Parshat Bechukotai – Curses and Blessing

By Rabbi Dovid Markel

 

This week’s parsha, Parshat Bechokotai, deals with the rewards and punishments that result upon one following or transgressing G-d’s will.

The story is told (Hayom Yom, 17 Elul) of the second Rebbe of Chabad, Rabbi Dovber of Lubavitch, that when he heard the curses as they are expressed in Devarim for the first time from someone other than his father (the first Chabad Rebbe, Rabbi Shneur Zalman), he was so distraught that it was questionable if he would be able to fast on Yom Kippur, which falls out a few weeks later.

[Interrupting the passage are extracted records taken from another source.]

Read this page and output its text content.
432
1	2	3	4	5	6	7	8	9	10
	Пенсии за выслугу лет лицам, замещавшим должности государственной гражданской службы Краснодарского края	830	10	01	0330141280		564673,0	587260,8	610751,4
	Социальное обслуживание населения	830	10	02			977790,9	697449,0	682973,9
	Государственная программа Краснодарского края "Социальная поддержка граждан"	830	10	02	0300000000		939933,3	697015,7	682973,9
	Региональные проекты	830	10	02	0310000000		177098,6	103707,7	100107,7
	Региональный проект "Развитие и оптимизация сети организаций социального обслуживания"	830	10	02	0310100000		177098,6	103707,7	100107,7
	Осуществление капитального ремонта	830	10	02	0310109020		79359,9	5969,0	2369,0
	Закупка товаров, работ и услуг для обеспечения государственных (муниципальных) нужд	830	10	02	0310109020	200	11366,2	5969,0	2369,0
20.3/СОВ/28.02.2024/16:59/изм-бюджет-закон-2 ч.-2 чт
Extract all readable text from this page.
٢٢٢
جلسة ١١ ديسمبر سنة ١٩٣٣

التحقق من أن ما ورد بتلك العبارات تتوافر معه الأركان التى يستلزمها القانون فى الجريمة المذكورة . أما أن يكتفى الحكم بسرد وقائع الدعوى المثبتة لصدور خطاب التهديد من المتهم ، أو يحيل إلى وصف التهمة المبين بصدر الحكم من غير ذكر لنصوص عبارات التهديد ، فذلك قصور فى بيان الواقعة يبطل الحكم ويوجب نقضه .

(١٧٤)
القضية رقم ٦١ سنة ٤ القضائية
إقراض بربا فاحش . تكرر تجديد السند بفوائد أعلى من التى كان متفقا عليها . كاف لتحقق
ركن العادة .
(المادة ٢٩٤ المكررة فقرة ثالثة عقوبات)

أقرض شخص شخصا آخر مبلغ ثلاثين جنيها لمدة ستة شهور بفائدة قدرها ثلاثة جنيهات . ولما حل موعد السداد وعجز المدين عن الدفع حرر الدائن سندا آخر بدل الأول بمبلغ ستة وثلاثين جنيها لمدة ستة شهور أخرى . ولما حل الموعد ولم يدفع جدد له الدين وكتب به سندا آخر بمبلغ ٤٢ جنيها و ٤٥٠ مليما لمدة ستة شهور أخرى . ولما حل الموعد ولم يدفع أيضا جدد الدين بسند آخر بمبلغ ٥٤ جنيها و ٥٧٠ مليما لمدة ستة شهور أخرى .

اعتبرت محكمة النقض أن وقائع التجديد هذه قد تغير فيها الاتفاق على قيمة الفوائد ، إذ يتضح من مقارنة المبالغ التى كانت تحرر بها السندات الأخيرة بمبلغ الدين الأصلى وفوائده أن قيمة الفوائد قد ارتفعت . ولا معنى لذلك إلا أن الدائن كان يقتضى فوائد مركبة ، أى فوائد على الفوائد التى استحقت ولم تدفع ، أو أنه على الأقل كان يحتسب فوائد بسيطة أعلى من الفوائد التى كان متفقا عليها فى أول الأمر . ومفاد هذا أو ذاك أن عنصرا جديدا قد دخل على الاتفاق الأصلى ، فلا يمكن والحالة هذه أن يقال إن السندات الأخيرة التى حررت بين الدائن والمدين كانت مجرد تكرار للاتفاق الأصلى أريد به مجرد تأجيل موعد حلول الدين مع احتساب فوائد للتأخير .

When asked how is was that he became so pained this time, though he hears the same curses every year, he responded, “When father reads one does not hear curses!”

Though the basic intent of this statement was that when he heard these curses from his father, he understood a more spiritual dimension of the verse, there is perhaps another intent “that when one realizes that these statements are coming from our loving father in heaven, one sees the love imbedded in these statements rather than the pain.”

Tanya (Chapter 26) explains that: “one should accept [misfortune] with joy, like the joy of a visible and obvious benefit, for “this is also for the good,” except that it is not apparent and visible to mortal eyes, because it stems from the ‘hidden world’ which is higher than the ‘revealed world.'”

In truth, misfortune comes from a higher source than revealed goodness, but just as when a light is too bright, it pains us, so too when G-dly revelation is too intense it is translated to us as curses. In truth then, not only do the curses expressed in our parsha serve a positive goal, but they are not curses at all.

Chassidus explains concerning one of the curses expressed in this week’s Torah portion,  that “ten women will bake your bread in one oven.” Though this sounds like a tremendous curse, in actuality, it expresses something much deeper-that all the ten attributes of our soul with be warmed with the love of the one G-d.

Just as this curse is truly expressive of the greatest spiritual revelation, so it is with the rest of the “curses.” May we very soon see the revelation of their true spiritual significance with the coming of Moshiach-now!